BANDAR SERI BEGAWAN, Brunei -- BANDAR SERI BEGAWAN, Brunei (AP) — The United States and China wrestled for influence in Southeast Asia on Wednesday as regional leaders opened an annual summit where the Chinese looked to take advantage of the absence of U.S. President Barack Obama to showcase their rising global clout.
Gathering in tiny, oil-rich Brunei, the leaders of the 10-country Association of Southeast Asian Nations met first together before holding group discussions with their non-member partners, including the U.S., China, Japan, South Korea and India. All are seeking a greater presence in the region, but the United States and China are the two heavyweights and have long been jostling for position, even as they publicly deny rivalry and competition.

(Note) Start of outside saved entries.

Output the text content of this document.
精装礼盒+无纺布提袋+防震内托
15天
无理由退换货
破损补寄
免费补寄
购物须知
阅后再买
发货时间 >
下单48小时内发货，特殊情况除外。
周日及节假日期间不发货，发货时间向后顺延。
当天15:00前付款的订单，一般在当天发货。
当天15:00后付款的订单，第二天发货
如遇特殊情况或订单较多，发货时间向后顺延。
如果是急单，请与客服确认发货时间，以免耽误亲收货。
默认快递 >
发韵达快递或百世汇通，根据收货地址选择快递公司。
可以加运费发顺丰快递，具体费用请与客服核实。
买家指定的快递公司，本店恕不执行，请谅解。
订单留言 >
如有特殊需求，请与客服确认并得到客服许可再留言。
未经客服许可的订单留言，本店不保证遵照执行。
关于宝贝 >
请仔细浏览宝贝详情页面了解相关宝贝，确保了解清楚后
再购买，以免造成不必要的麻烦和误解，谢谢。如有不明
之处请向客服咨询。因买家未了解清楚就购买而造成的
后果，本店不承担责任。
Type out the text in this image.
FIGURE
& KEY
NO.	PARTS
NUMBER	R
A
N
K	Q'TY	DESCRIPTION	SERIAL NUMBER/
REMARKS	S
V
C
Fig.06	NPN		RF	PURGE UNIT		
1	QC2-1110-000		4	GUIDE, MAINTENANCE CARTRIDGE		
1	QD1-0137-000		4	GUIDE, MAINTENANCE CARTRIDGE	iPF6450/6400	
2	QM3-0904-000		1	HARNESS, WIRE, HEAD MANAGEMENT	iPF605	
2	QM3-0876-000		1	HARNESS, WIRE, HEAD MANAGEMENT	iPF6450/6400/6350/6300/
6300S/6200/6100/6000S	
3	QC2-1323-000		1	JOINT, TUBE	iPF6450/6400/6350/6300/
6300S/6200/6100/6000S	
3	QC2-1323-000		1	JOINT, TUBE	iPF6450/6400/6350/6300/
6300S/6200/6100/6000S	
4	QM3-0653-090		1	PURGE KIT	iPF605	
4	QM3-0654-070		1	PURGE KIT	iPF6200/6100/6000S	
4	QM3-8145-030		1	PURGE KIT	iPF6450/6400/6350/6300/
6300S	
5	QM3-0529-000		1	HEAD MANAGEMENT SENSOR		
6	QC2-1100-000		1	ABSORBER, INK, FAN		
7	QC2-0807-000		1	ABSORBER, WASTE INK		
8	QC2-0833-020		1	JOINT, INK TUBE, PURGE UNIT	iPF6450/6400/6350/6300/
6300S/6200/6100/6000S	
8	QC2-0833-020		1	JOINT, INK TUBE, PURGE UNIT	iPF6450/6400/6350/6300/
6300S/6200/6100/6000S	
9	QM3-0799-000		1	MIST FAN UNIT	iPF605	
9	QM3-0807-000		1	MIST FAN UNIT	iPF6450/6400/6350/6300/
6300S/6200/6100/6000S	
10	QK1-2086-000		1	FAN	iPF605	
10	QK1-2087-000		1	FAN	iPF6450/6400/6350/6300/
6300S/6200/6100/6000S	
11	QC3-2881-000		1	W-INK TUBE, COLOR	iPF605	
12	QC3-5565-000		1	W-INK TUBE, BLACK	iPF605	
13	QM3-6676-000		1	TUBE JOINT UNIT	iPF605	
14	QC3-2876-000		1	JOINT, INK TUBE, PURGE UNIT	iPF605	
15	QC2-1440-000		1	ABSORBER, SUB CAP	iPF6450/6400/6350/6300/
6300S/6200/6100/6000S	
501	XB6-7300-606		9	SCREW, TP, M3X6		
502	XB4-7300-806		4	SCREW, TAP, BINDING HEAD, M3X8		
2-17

Although its annual meeting is often derided for being more talk than action, ASEAN and its 10 nations are a prized catch politically and economically in the rivalry between a rising China and a United States that has been trying to reassert dominance in the region of more than half a billion people.
Filling in for Obama, as he did earlier this week at an Asia-Pacific economic conference in Indonesia, U.S. Secretary of State John Kerry sought to highlight America's decades-long partnership with the region and urged the ASEAN members to stand united in their efforts to blunt China's increasing assertiveness in territorial disputes in the South China Sea. Several ASEAN nations, particularly the Philippines and Vietnam, have sought U.S. support in standing up to China.
Chinese premier Li Keqiang, meanwhile, spoke of major new Chinese investment and development initiatives. When it came to the South China Sea, he essentially told the ASEAN leaders that the United States should butt out.
"We all agree the disputes in the South China Sea should be addressed in consultation and in negotiations with the parties directly concerned," Li said in his opening remarks to the ASEAN-China meeting. That meeting, scheduled immediately before the ASEAN-U.S. event, went on well past its scheduled duration, forcing Kerry to cool his heels at a Brunei government guest house for nearly an hour.
When his meeting did begin, Kerry felt obliged, as he had in Indonesia, to open his comments with an apology for Obama's absence and a vow that the United States would remain deeply involved in the Asia-Pacific.
"I assure you that these events in Washington are moment in politics and not more than that," he said, referring to the government shutdown that kept Obama at home. "The partnership that we share with ASEAN remains a top priority for the Obama administration."
"Strengthening those ties on security issues, economic issues and more ... (is) a critical part of President Obama's rebalance to Asia," Kerry added. "That rebalance is a commitment. It is there to stay and it will continue into the future.